The most likely outcome for Yahoo is a sale, says SunTrust analyst Robert Peck.
Peck has been the leading analyst on the Yahoo story. He was first to suggest that Marissa Mayer was in trouble, warning that investors were wary of her plan to spin out Alibaba shares. He was first to say Yahoo was likely to pause its spin out of Alibaba shares.
So, Peck knows what’s going on, and when he says something, people should listen.
On Wednesday, Yahoo announced that it wouldn’t spin out Alibaba, and instead would spin out its internet businesses.
On a call with analysts, Yahoo’s chairman Maynard Webb said, “There is no determination by the board to sell the company or any part of it.”

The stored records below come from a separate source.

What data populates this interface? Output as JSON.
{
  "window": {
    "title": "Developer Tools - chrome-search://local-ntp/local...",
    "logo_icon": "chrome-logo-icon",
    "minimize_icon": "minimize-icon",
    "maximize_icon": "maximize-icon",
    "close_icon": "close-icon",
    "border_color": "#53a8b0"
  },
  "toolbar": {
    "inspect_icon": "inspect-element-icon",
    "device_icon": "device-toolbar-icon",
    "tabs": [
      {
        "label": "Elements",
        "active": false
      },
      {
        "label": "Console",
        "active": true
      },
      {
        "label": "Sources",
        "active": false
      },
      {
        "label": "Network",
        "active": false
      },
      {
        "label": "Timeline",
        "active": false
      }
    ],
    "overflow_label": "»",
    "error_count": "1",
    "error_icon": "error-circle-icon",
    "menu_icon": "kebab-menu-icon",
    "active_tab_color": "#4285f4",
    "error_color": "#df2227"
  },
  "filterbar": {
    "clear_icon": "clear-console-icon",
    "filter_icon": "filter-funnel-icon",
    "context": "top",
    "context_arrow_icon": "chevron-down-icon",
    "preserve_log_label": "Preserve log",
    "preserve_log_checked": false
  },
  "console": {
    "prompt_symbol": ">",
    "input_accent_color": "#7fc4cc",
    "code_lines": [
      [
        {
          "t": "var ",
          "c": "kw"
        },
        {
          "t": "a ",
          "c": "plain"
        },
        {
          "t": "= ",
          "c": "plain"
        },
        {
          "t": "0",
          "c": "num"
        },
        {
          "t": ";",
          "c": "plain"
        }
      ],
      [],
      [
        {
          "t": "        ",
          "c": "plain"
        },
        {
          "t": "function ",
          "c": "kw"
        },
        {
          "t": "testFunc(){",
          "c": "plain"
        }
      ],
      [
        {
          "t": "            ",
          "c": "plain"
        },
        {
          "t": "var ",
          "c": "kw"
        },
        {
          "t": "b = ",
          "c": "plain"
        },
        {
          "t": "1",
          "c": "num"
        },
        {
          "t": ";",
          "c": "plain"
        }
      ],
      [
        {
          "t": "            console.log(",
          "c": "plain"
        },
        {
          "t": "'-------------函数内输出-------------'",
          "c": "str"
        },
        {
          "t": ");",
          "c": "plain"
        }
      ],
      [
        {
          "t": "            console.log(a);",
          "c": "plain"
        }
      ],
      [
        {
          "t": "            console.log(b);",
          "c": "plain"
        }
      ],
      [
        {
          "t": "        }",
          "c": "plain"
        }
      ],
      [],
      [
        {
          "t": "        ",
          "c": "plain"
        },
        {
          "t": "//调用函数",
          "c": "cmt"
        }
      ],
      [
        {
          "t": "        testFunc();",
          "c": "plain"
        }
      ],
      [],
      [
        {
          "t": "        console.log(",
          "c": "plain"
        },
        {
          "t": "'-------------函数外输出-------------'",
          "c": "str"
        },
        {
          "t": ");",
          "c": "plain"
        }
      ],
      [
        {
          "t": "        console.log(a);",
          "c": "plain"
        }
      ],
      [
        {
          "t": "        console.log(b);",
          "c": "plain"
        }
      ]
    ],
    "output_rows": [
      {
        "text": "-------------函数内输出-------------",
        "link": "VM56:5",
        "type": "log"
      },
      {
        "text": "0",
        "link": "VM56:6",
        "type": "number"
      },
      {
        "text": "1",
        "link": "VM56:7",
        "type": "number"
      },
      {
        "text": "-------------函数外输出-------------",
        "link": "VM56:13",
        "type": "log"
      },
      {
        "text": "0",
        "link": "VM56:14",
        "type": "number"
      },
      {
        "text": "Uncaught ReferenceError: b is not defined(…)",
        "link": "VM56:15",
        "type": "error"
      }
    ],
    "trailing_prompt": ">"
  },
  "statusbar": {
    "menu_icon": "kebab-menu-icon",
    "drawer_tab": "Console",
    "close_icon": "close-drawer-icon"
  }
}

Webb says he believes that Yahoo is undervalued, and the company’s focus will be on revitalizing the company and getting investors to properly value the company.
However, he also said, “The Board has fiduciary obligation to engage with any legitimate person that comes forward with a good offer.”
Peck believes that’s more likely to happen. He says either a strategic buyer like Verizon, or a private equity firm is likely to step in and buy Yahoo, as opposed to Yahoo spending the rest of the year trying to figure out how to spin out its internet business.
“Given the simplicity and speed of a sale and the lack of a desire by investors to undergo a year-long spin process, we think a sale of the core or entire company is most likely,” writes Peck.
He believes a sale happens in the first half of the year so that Yahoo because investors are impatient, the core business isn’t getting better, and the board wants to avoid a proxy war with shareholders.
What is Yahoo’s core business worth? Peck says $6-$8 billion, which is 5X a projected EBITDA (a financial term that gives a view of the operating profit of a business).